A landmark benchmark publishes today: nine AI models, 200 programs, 0% fully solved. The pessimists call it proof. The optimists call it buried headline. Both are reading the wrong number.
ProgramBench, released today by Meta FAIR, Stanford, and Harvard, gave nine frontier AI models a deceptively clean task: given only a compiled binary and its documentation, rebuild the program from scratch. No source code. No internet. No hints. Zero models fully succeeded. But Claude Opus 4.7 reconstructed FFmpeg to near-behavioral equivalence — in a different programming language — passing 95% of tests on 3% of programs. The pessimists headline the 0%. The optimists bury the 70%.

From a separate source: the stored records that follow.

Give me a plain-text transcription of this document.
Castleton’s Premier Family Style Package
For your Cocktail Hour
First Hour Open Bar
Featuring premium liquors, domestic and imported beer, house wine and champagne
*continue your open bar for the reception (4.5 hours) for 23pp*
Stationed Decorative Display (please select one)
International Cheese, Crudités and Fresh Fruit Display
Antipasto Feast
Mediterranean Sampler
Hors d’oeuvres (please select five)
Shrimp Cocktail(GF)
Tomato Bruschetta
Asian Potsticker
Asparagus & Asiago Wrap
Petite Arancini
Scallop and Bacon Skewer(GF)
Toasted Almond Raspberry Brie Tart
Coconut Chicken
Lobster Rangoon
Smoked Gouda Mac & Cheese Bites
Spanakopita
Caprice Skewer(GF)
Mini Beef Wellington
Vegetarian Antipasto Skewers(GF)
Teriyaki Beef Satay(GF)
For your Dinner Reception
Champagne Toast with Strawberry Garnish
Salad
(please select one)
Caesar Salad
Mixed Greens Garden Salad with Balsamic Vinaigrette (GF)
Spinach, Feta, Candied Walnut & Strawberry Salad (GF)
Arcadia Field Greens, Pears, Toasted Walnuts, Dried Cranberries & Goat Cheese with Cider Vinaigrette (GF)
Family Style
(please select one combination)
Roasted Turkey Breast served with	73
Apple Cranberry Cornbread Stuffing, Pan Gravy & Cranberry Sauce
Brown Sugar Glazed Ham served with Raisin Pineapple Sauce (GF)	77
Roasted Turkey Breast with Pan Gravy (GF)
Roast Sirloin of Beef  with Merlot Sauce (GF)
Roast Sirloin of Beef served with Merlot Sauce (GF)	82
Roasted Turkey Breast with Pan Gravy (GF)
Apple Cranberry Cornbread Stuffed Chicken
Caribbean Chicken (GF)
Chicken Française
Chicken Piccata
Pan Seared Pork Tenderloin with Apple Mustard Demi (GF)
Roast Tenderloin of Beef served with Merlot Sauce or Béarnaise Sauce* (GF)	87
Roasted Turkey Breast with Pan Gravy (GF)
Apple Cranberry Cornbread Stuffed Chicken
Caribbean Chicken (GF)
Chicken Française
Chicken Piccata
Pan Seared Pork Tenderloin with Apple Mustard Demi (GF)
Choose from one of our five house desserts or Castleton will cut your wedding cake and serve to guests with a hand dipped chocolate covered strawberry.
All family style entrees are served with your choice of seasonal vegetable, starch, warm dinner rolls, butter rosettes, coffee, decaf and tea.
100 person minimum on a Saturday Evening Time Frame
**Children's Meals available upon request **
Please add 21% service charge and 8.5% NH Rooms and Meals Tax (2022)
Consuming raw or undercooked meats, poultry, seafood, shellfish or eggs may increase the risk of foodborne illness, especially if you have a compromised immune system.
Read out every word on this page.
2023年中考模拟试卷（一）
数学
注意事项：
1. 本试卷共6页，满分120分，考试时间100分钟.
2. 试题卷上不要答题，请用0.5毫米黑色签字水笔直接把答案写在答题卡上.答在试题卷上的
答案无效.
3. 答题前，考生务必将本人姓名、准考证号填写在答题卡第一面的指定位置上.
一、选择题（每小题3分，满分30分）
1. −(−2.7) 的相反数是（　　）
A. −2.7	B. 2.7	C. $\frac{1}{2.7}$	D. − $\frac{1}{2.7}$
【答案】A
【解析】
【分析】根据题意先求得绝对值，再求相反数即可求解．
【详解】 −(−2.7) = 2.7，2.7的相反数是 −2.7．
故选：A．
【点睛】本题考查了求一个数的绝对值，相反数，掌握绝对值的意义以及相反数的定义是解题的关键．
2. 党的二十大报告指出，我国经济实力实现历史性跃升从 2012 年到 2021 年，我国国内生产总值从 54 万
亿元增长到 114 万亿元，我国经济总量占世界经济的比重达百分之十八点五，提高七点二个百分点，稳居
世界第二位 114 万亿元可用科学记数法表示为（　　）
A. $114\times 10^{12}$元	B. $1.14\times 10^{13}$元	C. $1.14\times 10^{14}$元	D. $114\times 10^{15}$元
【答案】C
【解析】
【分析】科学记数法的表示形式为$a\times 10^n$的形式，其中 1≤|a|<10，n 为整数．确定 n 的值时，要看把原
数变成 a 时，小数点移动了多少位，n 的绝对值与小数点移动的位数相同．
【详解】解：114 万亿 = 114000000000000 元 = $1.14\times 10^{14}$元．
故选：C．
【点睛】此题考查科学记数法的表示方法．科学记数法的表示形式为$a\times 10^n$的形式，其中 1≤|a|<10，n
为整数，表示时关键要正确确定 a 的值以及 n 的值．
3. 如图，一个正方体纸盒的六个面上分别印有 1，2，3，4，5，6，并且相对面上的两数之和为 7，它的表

The real signal isn't about this benchmark. It's about the shape of AI capability everywhere: impressive, accelerating, partial. The database that gets deleted in nine seconds. The investor deck that gets misread. The robot swarm that hallucinates under pressure. The enterprise that deploys agents before its architecture is ready. In every domain, AI is achieving the kind of partial performance that used to require years of human mastery — and failing at the final 30% with the confidence of a system that doesn't know what it doesn't know. The innovation leader who mistakes 70% for 100% pays the price. So does the one who dismisses 70% as "just search and RPA." The gap is the signal.